In July, Treasurer Joe Barbuto distributed $30,556 of the revenue to the city of Green River. Rock Springs received $57,164 while $16,478 was sent to the towns of Granger, Superior and Wamsutter.

Because Sweetwater Memorial and Castle Rock weren’t original sponsors of the 2012 ballot initiatives, their disbursements needed approval from the Sweetwater County Commissioners, Barbuto said.

Commissioners voted Tuesday to send $40,014 to Sweetwater Memorial and $5,219 to Castle Rock.

The language of the 2012 resolution requires the entities to use excess tax funds on “construction, operation, equipment and maintenance” of the original projects funded by the 1% tax.

“It’s not as though we’re collecting extra money and using it for something random or putting it into a general fund,” Commissioner Lauren Schoenfeld said. “It does have to go directly back into the maintenance of those specific projects that were approved by voters.”

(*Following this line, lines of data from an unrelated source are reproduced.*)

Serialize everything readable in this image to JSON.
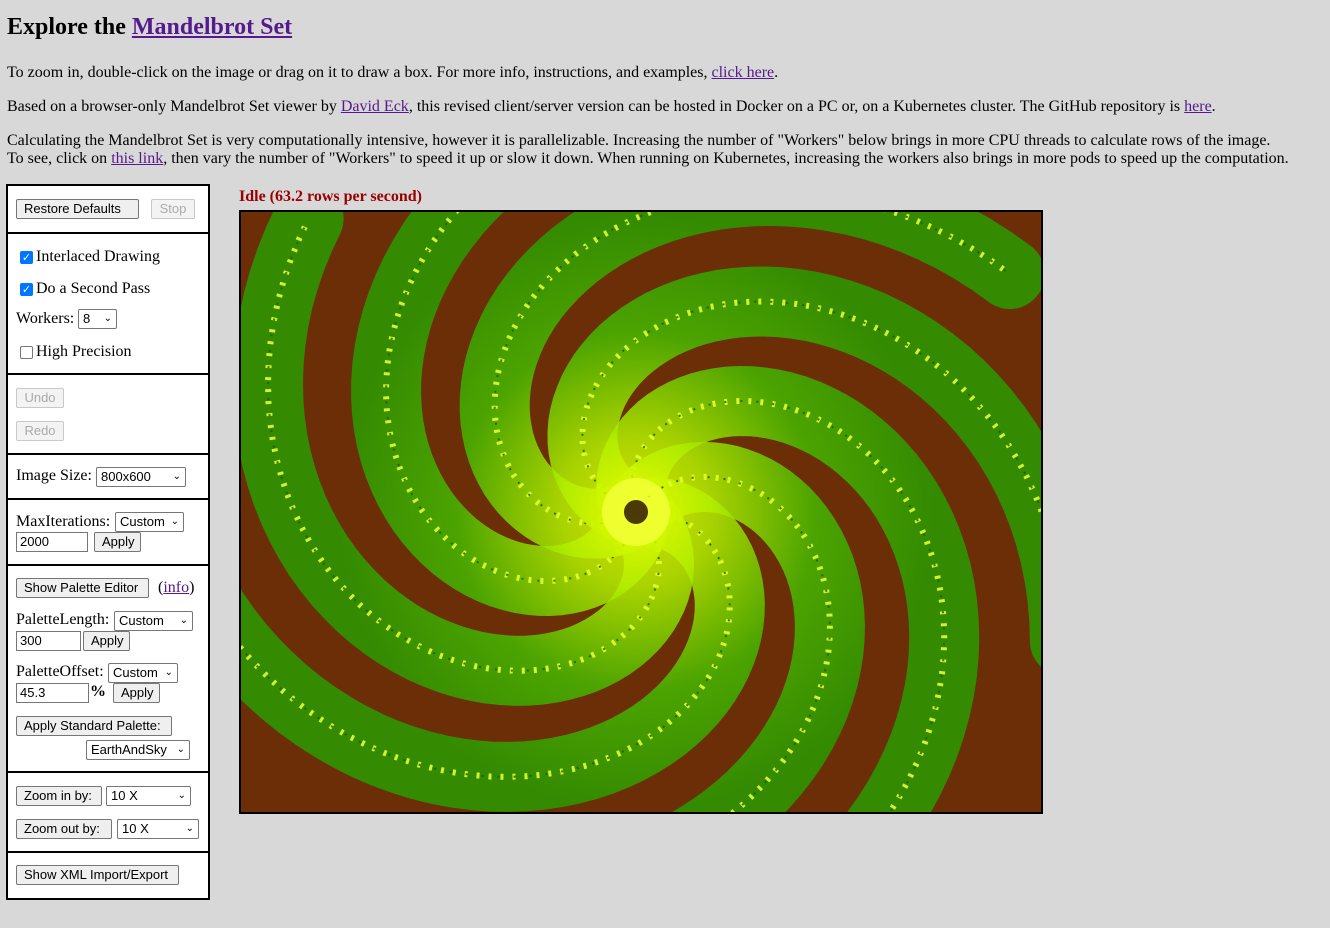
{
  "header": {
    "title_prefix": "Explore the",
    "title_link": "Mandelbrot Set"
  },
  "intro": {
    "p1_text": "To zoom in, double-click on the image or drag on it to draw a box. For more info, instructions, and examples,",
    "p1_link": "click here",
    "p1_end": ".",
    "p2_text1": "Based on a browser-only Mandelbrot Set viewer by",
    "p2_link1": "David Eck",
    "p2_text2": ", this revised client/server version can be hosted in Docker on a PC or, on a Kubernetes cluster. The GitHub repository is",
    "p2_link2": "here",
    "p2_end": ".",
    "p3_line1": "Calculating the Mandelbrot Set is very computationally intensive, however it is parallelizable. Increasing the number of \"Workers\" below brings in more CPU threads to calculate rows of the image.",
    "p3_line2_start": "To see, click on",
    "p3_link": "this link",
    "p3_line2_end": ", then vary the number of \"Workers\" to speed it up or slow it down. When running on Kubernetes, increasing the workers also brings in more pods to speed up the computation."
  },
  "controls": {
    "restore_defaults": "Restore Defaults",
    "stop": "Stop",
    "interlaced_label": "Interlaced Drawing",
    "interlaced_checked": true,
    "second_pass_label": "Do a Second Pass",
    "second_pass_checked": true,
    "workers_label": "Workers:",
    "workers_value": "8",
    "high_precision_label": "High Precision",
    "high_precision_checked": false,
    "undo": "Undo",
    "redo": "Redo",
    "image_size_label": "Image Size:",
    "image_size_value": "800x600",
    "max_iterations_label": "MaxIterations:",
    "max_iterations_select": "Custom",
    "max_iterations_value": "2000",
    "apply": "Apply",
    "show_palette_editor": "Show Palette Editor",
    "info_open": "(",
    "info_link": "info",
    "info_close": ")",
    "palette_length_label": "PaletteLength:",
    "palette_length_select": "Custom",
    "palette_length_value": "300",
    "palette_offset_label": "PaletteOffset:",
    "palette_offset_select": "Custom",
    "palette_offset_value": "45.3",
    "percent": "%",
    "apply_standard_palette": "Apply Standard Palette:",
    "standard_palette_value": "EarthAndSky",
    "zoom_in_label": "Zoom in by:",
    "zoom_in_value": "10 X",
    "zoom_out_label": "Zoom out by:",
    "zoom_out_value": "10 X",
    "show_xml": "Show XML Import/Export"
  },
  "status": {
    "text": "Idle (63.2 rows per second)"
  },
  "colors": {
    "background": "#d8d8d8",
    "status": "#990000",
    "link": "#551a8b",
    "fractal_outside": "#6b2e06",
    "fractal_green": "#2fa800",
    "fractal_yellow": "#e6ff00"
  },
  "checkmark_glyph": "✓",
  "chevron_glyph": "⌄"
}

Of the $169,123 in excess tax revenue collected, Barbuto withheld $10,000 from disbursement in case there are any refund requests submitted through the Wyoming Department of Revenue.

“The alternative to keeping ($10,000) is disbursing it along with the rest, but if there are refund requests from the Department of Revenue, which is not unheard of and has been large numbers at times, we would have to go back to these municipalities and ask them to give some of that money back, so I think this is the better course of action,” Barbuto said.

Other commission business

At their Tuesday meeting, county commissioners also agreed to allow the county’s fire warden, Jim Zimmerman, to enact fire restrictions for Sweetwater County as soon as the Bureau of Land Management enacts similar restrictions for the land it governs. Once fire restrictions are enacted this summer, commissioners will ratify them at their next meeting. That plan follows the practice Sweetwater County has used in previous years, Commissioner Doc Wendling said.

Zimmerman has weekly meetings with his BLM counterparts to discuss the status of fire danger in the county, Commissioner Rob Lloyd said.

The county board also gave approval for Barbuto to invest funds in the Wyoming Cooperative Liquid Securities System, an investment pool for political subdivisions that invests participants’ funds in short-term fixed income instruments.

“I don’t have any immediate plans to invest but I’ll talk to them about what they have to offer and if it’s right for Sweetwater County,” Barbuto said.

The cities of Green River and Rock Springs already participate in the investment pool, which Barbuto described as “stable and safe.”

At their next meeting, commissioners plan to discuss the possibility of creating a CEO position for Sweetwater County.

“I have had multiple calls this week from the public about a rumor that we are going to be putting in a potential CEO after the election and kind of sneak it in,” Lloyd said. “I don’t think any of us have that intention. It’s looking at options as a county to provide the most efficient services and those detailed conversations will be happening in public in an open manner.”

Commissioner Mary Thoman wanted to add that discussion to Tuesday’s agenda, but her motion died on a 3-2.

“I think if we’re going to have that discussion, it should be on the agenda and well advertised so that the public can tune in if they want to . . . rather than be blindsided by an additional agenda item,” Wendling said.